Teeth cleaning at AMH is about $400 per pet, this includes a pre-dental exam, anesthesia, and pain medications.  Not too shabby!  Check them out at http://www.animalmedical.net/veterinary-services/pet-dental-care.html

Long Animal Hospital is another awesome vet, if you do not know much about them.  Our general manager takes her pups here and we have numerous clients who take their animals here also!  Long actually has 24 hour care available, if needed.  Teeth cleaning here runs about $350-400 per pet, this includes pre-dental exam, anesthesia and pain medications.  I asked Lauren to describe her vet in once sentence, she said “It is very clean, up to date and super professional!”  Learn more about them at http://www.longanimal.com/contact-us/

Banfield Veterinary Hospital (specifically Cotswold) is also a great local vet, one of my coworkers takes her pup here.  They even have a pet plan you can purchase (if you are a client, you can sign up for it) and it covers all of your pet’s yearly vaccinations, any shots they may need or if anything unexpected/emergency wise happens to them throughout the year.  You end up saving a lot of money if you purchase one of these and they have 3 package different options.  One for a puppy, one for general wellness and one for elderly pets.  If you do purchase one of these package, a dental cleaning is free each year for your pet! I asked my co-worker to describe her vet in once sentence, she said “They are innovative, caring & very friendly.”
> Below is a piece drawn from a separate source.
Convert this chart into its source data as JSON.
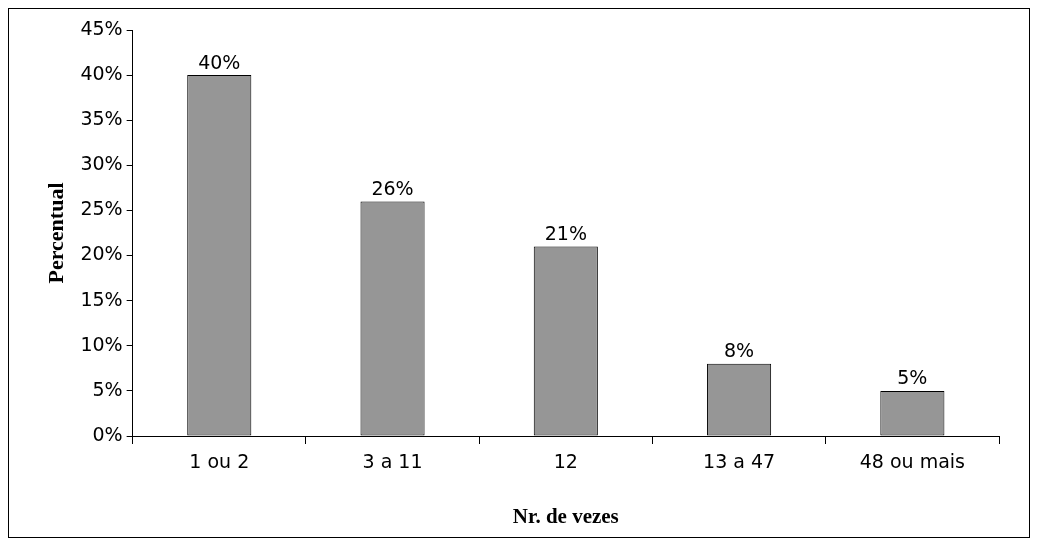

They charge $300 per dog for teeth cleaning if you do not have the yearly plan, this includes a pre-dental exam, pain medication and anesthesia.  https://www.banfield.com/veterinarians/nc/charlotte/chp

Birkdale Veterinary Clinic  is a vet in Huntersville that one of our co-workers goes to as well.  The floor plan as you can see below is very open, nothing to hide & pet friendly.  If you go to their website, you can view photos of each and every room at their facility.  I have always wondered what goes on behind those doors, dont you?  There are no secrets here:)
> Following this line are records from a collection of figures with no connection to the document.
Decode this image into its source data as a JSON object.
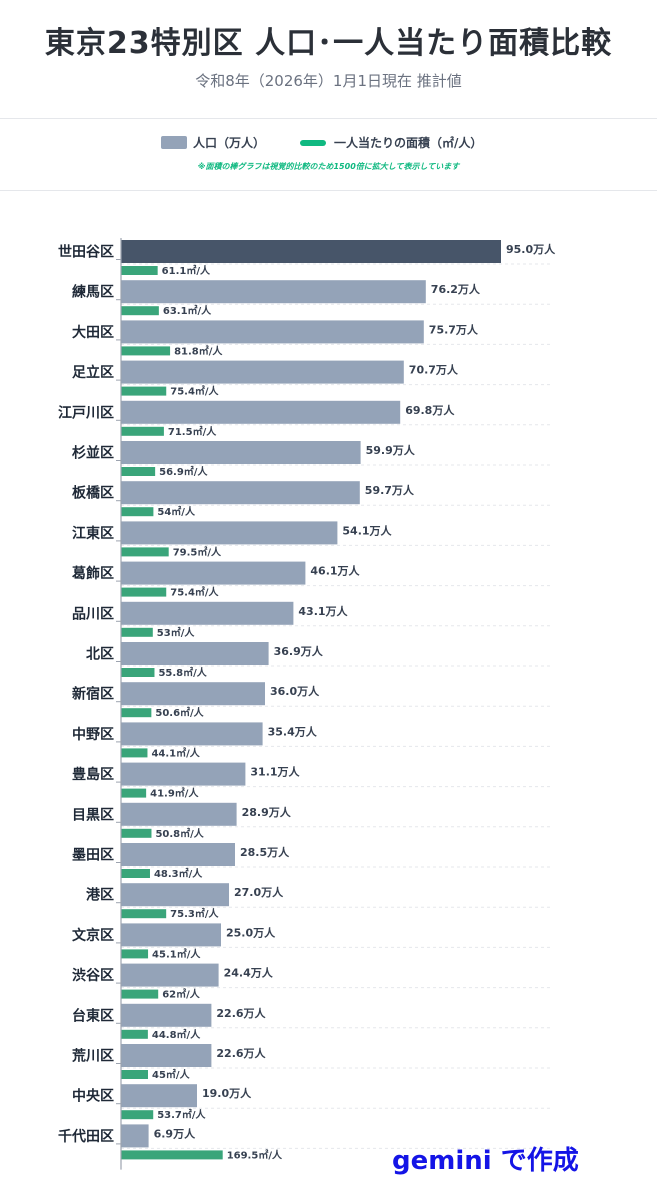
{
  "title": "東京23特別区 人口･一人当たり面積比較",
  "subtitle": "令和8年（2026年）1月1日現在 推計値",
  "legend": {
    "population_label": "人口（万人）",
    "area_label": "一人当たりの面積（㎡/人）",
    "note": "※面積の棒グラフは視覚的比較のため1500倍に拡大して表示しています"
  },
  "watermark": "gemini で作成",
  "colors": {
    "population_bar": "#94a3b8",
    "population_highlight": "#475569",
    "area_bar": "#3aa57a",
    "axis": "#9ca3af",
    "grid": "#e5e7eb"
  },
  "chart_data": {
    "type": "bar",
    "orientation": "horizontal",
    "categories": [
      "世田谷区",
      "練馬区",
      "大田区",
      "足立区",
      "江戸川区",
      "杉並区",
      "板橋区",
      "江東区",
      "葛飾区",
      "品川区",
      "北区",
      "新宿区",
      "中野区",
      "豊島区",
      "目黒区",
      "墨田区",
      "港区",
      "文京区",
      "渋谷区",
      "台東区",
      "荒川区",
      "中央区",
      "千代田区"
    ],
    "series": [
      {
        "name": "人口（万人）",
        "unit_suffix": "万人",
        "values": [
          95.0,
          76.2,
          75.7,
          70.7,
          69.8,
          59.9,
          59.7,
          54.1,
          46.1,
          43.1,
          36.9,
          36.0,
          35.4,
          31.1,
          28.9,
          28.5,
          27.0,
          25.0,
          24.4,
          22.6,
          22.6,
          19.0,
          6.9
        ],
        "labels": [
          "95.0万人",
          "76.2万人",
          "75.7万人",
          "70.7万人",
          "69.8万人",
          "59.9万人",
          "59.7万人",
          "54.1万人",
          "46.1万人",
          "43.1万人",
          "36.9万人",
          "36.0万人",
          "35.4万人",
          "31.1万人",
          "28.9万人",
          "28.5万人",
          "27.0万人",
          "25.0万人",
          "24.4万人",
          "22.6万人",
          "22.6万人",
          "19.0万人",
          "6.9万人"
        ]
      },
      {
        "name": "一人当たりの面積（㎡/人）",
        "unit_suffix": "㎡/人",
        "values": [
          61.1,
          63.1,
          81.8,
          75.4,
          71.5,
          56.9,
          54,
          79.5,
          75.4,
          53,
          55.8,
          50.6,
          44.1,
          41.9,
          50.8,
          48.3,
          75.3,
          45.1,
          62,
          44.8,
          45,
          53.7,
          169.5
        ],
        "labels": [
          "61.1㎡/人",
          "63.1㎡/人",
          "81.8㎡/人",
          "75.4㎡/人",
          "71.5㎡/人",
          "56.9㎡/人",
          "54㎡/人",
          "79.5㎡/人",
          "75.4㎡/人",
          "53㎡/人",
          "55.8㎡/人",
          "50.6㎡/人",
          "44.1㎡/人",
          "41.9㎡/人",
          "50.8㎡/人",
          "48.3㎡/人",
          "75.3㎡/人",
          "45.1㎡/人",
          "62㎡/人",
          "44.8㎡/人",
          "45㎡/人",
          "53.7㎡/人",
          "169.5㎡/人"
        ]
      }
    ],
    "highlight_category": "世田谷区",
    "area_display_scale": 1500,
    "grid": true
  }
}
Teeth cleaning here, will run you about $318 per pet and this includes pre-op blood work, anesthesia & pain medication.  http://birkdaleanimalhospital.com/

 

Dixon Animal Hospital is a veterinary hospital that is in Gastonia.  A friend of ours takes her pups here and has for years.  DAH was founded in 1960 and is owned by two doctors, Dr. Rick Hovis (pictured below in the middle) & Dr. A. M. Spencer III (pictured below to the right).  They have 10 staff members that all have been with them for 10 years.  I have heard great things about this vet and that they are very hands on, can offer one-on-one attention to each and every pet and they even offer laser therapy now.
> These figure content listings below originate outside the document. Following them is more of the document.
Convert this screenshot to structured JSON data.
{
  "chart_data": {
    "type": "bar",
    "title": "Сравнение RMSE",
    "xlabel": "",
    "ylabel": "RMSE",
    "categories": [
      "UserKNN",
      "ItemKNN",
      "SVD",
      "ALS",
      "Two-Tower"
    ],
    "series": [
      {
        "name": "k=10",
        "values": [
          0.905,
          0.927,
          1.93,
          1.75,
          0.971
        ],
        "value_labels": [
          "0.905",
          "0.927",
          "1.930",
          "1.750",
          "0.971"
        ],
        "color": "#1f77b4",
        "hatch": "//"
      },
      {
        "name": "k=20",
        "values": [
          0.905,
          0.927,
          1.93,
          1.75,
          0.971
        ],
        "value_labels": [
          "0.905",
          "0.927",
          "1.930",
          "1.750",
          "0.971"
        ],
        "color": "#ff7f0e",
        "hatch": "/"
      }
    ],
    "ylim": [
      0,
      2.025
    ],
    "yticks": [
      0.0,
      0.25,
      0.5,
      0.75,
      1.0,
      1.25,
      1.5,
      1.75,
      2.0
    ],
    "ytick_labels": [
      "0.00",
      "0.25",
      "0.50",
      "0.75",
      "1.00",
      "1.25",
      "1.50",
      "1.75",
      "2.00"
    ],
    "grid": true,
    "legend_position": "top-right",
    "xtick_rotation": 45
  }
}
$200 per pet is what Dixon Animal Hospital charges for a teeth cleaning.  This service included anesthesia, but no pain medications or antibiotics if needed.  Pre-op appointments are recommended only for pets over the age of 7 and are not included with this price.

Check them out at http://www.dicksonanimalclinic.com/

Happy Teeth Cleaning:)  Also February is dental cleaning awareness month so look out for monthly specials around then, as I have noticed some veterinary clinics will run teeth cleaning promotions!